In Ermangelung eigener Nachkommen, hatte Elisabeth ihren Neffen Peter adoptiert und zu ihrem Nachfolger bestimmt. Aus dem streng protestantisch erzogenen Kieler Jungen Karl Peter Ulrich von Holstein-Gottorf wurde –gegen seinen Willen übrigens – der russisch-orthodoxe Großfürst Peter Fjodorowitsch. Und nun galt es, eine geeignete Gattin für den Thronfolger zu finden. Ganz oben auf der Wunschliste standen preußische Prinzessinnen, was aber dem preußischen König missfiel: „Hinsichtlich meiner Schwestern kennen Sie meine Ansicht – ich gebe keine nach Russland,“10 bestimmte der junge Friedrich II., der später als „der Große“ in die Geschichte eingehen sollte. Seit zwei Jahren saß er auf dem preußischen Thron, nachdem sein Vater, der Soldatenkönig, verstorben war. Er riet zu Sophie von Anhalt-Zerbst, alternativ noch zu zwei Prinzessinnen in Hessen-Darmstadt. Sehr zum Gefallen Friedrichs erging die Einladung Elisabeths schließlich an das Haus Anhalt-Zerbst. Ihr Brief traf am 1. Januar 1744 in Zerbst ein. Sophie war damals vierzehn Jahre alt. Der Wunsch der Mutter schien sich zu erfüllen, der Vater jedoch war nicht davon angetan. Er wollte nicht zulassen, dass seine Fieke so weit weg in ein solch’ fremdes und unheimliches Land zog, womöglich noch von Gefahr bedroht und allein gelassen.

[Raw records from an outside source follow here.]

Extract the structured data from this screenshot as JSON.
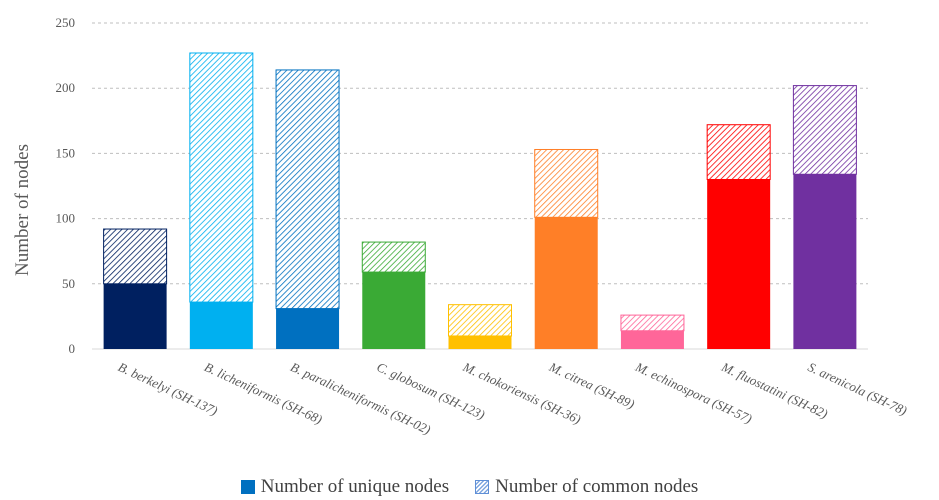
{
  "chart_data": {
    "type": "bar",
    "stacked": true,
    "ylabel": "Number of nodes",
    "xlabel": "",
    "ylim": [
      0,
      250
    ],
    "yticks": [
      "0",
      "50",
      "100",
      "150",
      "200",
      "250"
    ],
    "grid": true,
    "legend_position": "bottom",
    "categories": [
      "B. berkelyi (SH-137)",
      "B. licheniformis (SH-68)",
      "B. paralicheniformis (SH-02)",
      "C. globosum (SH-123)",
      "M. chokoriensis (SH-36)",
      "M. citrea (SH-89)",
      "M. echinospora (SH-57)",
      "M. fluostatini (SH-82)",
      "S. arenicola (SH-78)"
    ],
    "series": [
      {
        "name": "Number of unique nodes",
        "pattern": "solid",
        "values": [
          50,
          36,
          31,
          59,
          10,
          101,
          14,
          130,
          134
        ]
      },
      {
        "name": "Number of common nodes",
        "pattern": "hatched",
        "values": [
          42,
          191,
          183,
          23,
          24,
          52,
          12,
          42,
          68
        ]
      }
    ],
    "bar_colors": [
      "#002060",
      "#00b0f0",
      "#0070c0",
      "#3aaa35",
      "#ffc000",
      "#ff7f27",
      "#ff6699",
      "#ff0000",
      "#7030a0"
    ]
  }
}
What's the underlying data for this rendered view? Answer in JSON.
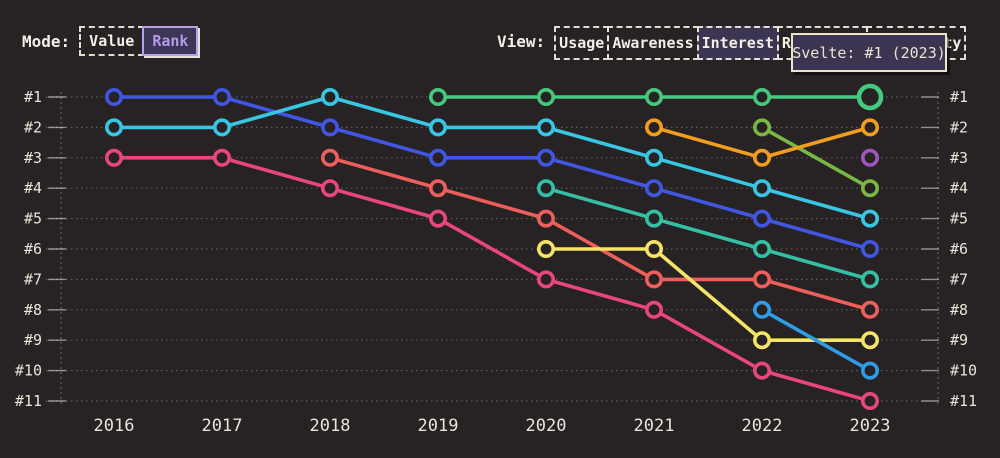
{
  "controls": {
    "mode": {
      "label": "Mode:",
      "options": [
        {
          "label": "Value",
          "selected": false
        },
        {
          "label": "Rank",
          "selected": true
        }
      ]
    },
    "view": {
      "label": "View:",
      "options": [
        {
          "label": "Usage",
          "selected": false
        },
        {
          "label": "Awareness",
          "selected": false
        },
        {
          "label": "Interest",
          "selected": true
        },
        {
          "label": "Retention",
          "selected": false,
          "occluded_by_tooltip": true
        },
        {
          "label": "Positivity",
          "selected": false,
          "partially_occluded_by_tooltip": true,
          "visible_fragment": "ty"
        }
      ]
    }
  },
  "tooltip": {
    "text": "Svelte: #1 (2023)"
  },
  "colors": {
    "background": "#272223",
    "grid_dotted": "rgba(238,232,222,0.30)",
    "tick_solid": "rgba(238,232,222,0.55)",
    "axis_label": "#eae4d8",
    "selected_fill": "#3b3552",
    "selected_mode_border": "#b6a1ea",
    "tooltip_border": "#eee3cc"
  },
  "chart_data": {
    "type": "line",
    "variant": "rank-bump",
    "title": "",
    "xlabel": "",
    "ylabel": "",
    "grid": "dotted horizontal lines per rank, dotted vertical axis lines both sides, rank labels on both sides",
    "years": [
      2016,
      2017,
      2018,
      2019,
      2020,
      2021,
      2022,
      2023
    ],
    "rank_axis": {
      "min": 1,
      "max": 11,
      "labels": [
        "#1",
        "#2",
        "#3",
        "#4",
        "#5",
        "#6",
        "#7",
        "#8",
        "#9",
        "#10",
        "#11"
      ],
      "sides": [
        "left",
        "right"
      ],
      "inverted": true
    },
    "series": [
      {
        "name": "rose",
        "color": "#e8467c",
        "ranks": {
          "2016": 3,
          "2017": 3,
          "2018": 4,
          "2019": 5,
          "2020": 7,
          "2021": 8,
          "2022": 10,
          "2023": 11
        }
      },
      {
        "name": "royal-blue",
        "color": "#4156e3",
        "ranks": {
          "2016": 1,
          "2017": 1,
          "2018": 2,
          "2019": 3,
          "2020": 3,
          "2021": 4,
          "2022": 5,
          "2023": 6
        }
      },
      {
        "name": "cyan",
        "color": "#38c6e3",
        "ranks": {
          "2016": 2,
          "2017": 2,
          "2018": 1,
          "2019": 2,
          "2020": 2,
          "2021": 3,
          "2022": 4,
          "2023": 5
        }
      },
      {
        "name": "salmon-red",
        "color": "#ee5f5b",
        "ranks": {
          "2018": 3,
          "2019": 4,
          "2020": 5,
          "2021": 7,
          "2022": 7,
          "2023": 8
        }
      },
      {
        "name": "teal",
        "color": "#35bfa4",
        "ranks": {
          "2020": 4,
          "2021": 5,
          "2022": 6,
          "2023": 7
        }
      },
      {
        "name": "yellow",
        "color": "#f6e469",
        "ranks": {
          "2020": 6,
          "2021": 6,
          "2022": 9,
          "2023": 9
        }
      },
      {
        "name": "sky-blue",
        "color": "#2f9ce8",
        "ranks": {
          "2022": 8,
          "2023": 10
        }
      },
      {
        "name": "olive-green",
        "color": "#79b843",
        "ranks": {
          "2022": 2,
          "2023": 4
        }
      },
      {
        "name": "amber-orange",
        "color": "#f09d20",
        "ranks": {
          "2021": 2,
          "2022": 3,
          "2023": 2
        }
      },
      {
        "name": "purple",
        "color": "#9d57bc",
        "ranks": {
          "2023": 3
        }
      },
      {
        "name": "Svelte",
        "color": "#46c87e",
        "ranks": {
          "2019": 1,
          "2020": 1,
          "2021": 1,
          "2022": 1,
          "2023": 1
        },
        "highlighted_point": {
          "year": 2023,
          "rank": 1
        }
      }
    ],
    "highlight": {
      "series": "Svelte",
      "year": 2023,
      "rank": 1
    }
  }
}
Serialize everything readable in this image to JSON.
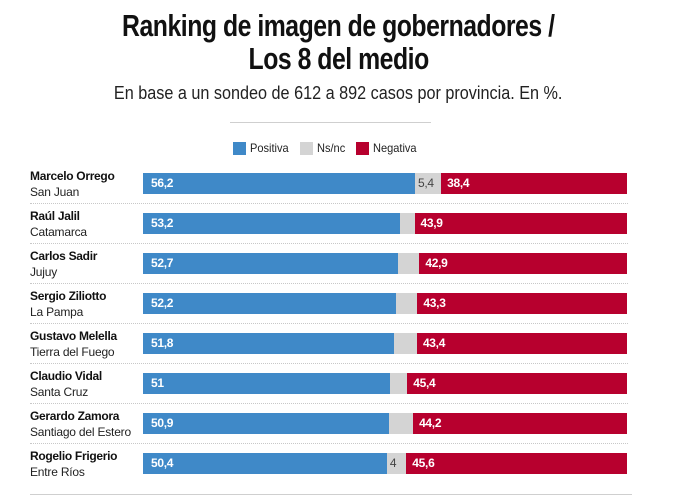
{
  "chart_data": {
    "type": "bar",
    "orientation": "horizontal-stacked",
    "title": [
      "Ranking de imagen de gobernadores /",
      "Los 8 del medio"
    ],
    "subtitle": "En base a un sondeo de 612 a 892 casos por provincia. En %.",
    "legend": [
      {
        "name": "Positiva",
        "color": "#3f89c8"
      },
      {
        "name": "Ns/nc",
        "color": "#d4d4d4"
      },
      {
        "name": "Negativa",
        "color": "#b7002e"
      }
    ],
    "legend_position": "top-center",
    "xlim": [
      0,
      100
    ],
    "rows": [
      {
        "name": "Marcelo Orrego",
        "province": "San Juan",
        "positiva": 56.2,
        "nsnc": 5.4,
        "negativa": 38.4,
        "pos_label": "56,2",
        "ns_label": "5,4",
        "neg_label": "38,4"
      },
      {
        "name": "Raúl Jalil",
        "province": "Catamarca",
        "positiva": 53.2,
        "nsnc": null,
        "negativa": 43.9,
        "pos_label": "53,2",
        "ns_label": "",
        "neg_label": "43,9"
      },
      {
        "name": "Carlos Sadir",
        "province": "Jujuy",
        "positiva": 52.7,
        "nsnc": null,
        "negativa": 42.9,
        "pos_label": "52,7",
        "ns_label": "",
        "neg_label": "42,9"
      },
      {
        "name": "Sergio Ziliotto",
        "province": "La Pampa",
        "positiva": 52.2,
        "nsnc": null,
        "negativa": 43.3,
        "pos_label": "52,2",
        "ns_label": "",
        "neg_label": "43,3"
      },
      {
        "name": "Gustavo Melella",
        "province": "Tierra del Fuego",
        "positiva": 51.8,
        "nsnc": null,
        "negativa": 43.4,
        "pos_label": "51,8",
        "ns_label": "",
        "neg_label": "43,4"
      },
      {
        "name": "Claudio Vidal",
        "province": "Santa Cruz",
        "positiva": 51,
        "nsnc": null,
        "negativa": 45.4,
        "pos_label": "51",
        "ns_label": "",
        "neg_label": "45,4"
      },
      {
        "name": "Gerardo Zamora",
        "province": "Santiago del Estero",
        "positiva": 50.9,
        "nsnc": null,
        "negativa": 44.2,
        "pos_label": "50,9",
        "ns_label": "",
        "neg_label": "44,2"
      },
      {
        "name": "Rogelio Frigerio",
        "province": "Entre Ríos",
        "positiva": 50.4,
        "nsnc": 4,
        "negativa": 45.6,
        "pos_label": "50,4",
        "ns_label": "4",
        "neg_label": "45,6"
      }
    ]
  }
}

Es hatte sich nämlich herumgesprochen, dass die Zarin mit äußerster Grausamkeit gegen ihre Feinde vorging. Nicht nur, wie sie die Auslöschung des kindlichen Zaren Iwan VI. und seiner Familie betrieben hatte, sondern auch, dass sie einer Hofdame die Zunge auf dem Blutgerüst hatte herausschneiden und eine andere trotz fortgeschrittener Schwangerschaft foltern und nach Sibirien hatte verbannen lassen. Auch wurde kolportiert, dass sie nicht gerade zimperlich mit Hofdamen umging, die ihr ihre Schönheit streitig machten: Solche bedauernswerten Geschöpfe mussten dann ihr Haar kurz schneiden oder es sogar zu einer Glatze stutzen lassen. Es war ein Hof voller Intrigen, Morde und gefährlicher Fehden, den der Vater fürchtete. Und nicht nur dies. Als überzeugter Protestant war ein Glaubenswechsel zum orthodoxen Glauben für ihn undenkbar. Dies wäre jedoch Voraussetzung, um überhaupt eines Tages Zarin von Russland werden zu können. Doch Elisabeth hatte ihn gar nicht eingeladen. Seine Bedenken ahnend, war die Einladung nur an Mutter und Tochter ergangen. Bei beiden siegte am Ende der Ehrgeiz, denn sie waren sich sehr wohl bewusst, dass Peter „von allen vorgeschlagenen Partien die glänzendste war11.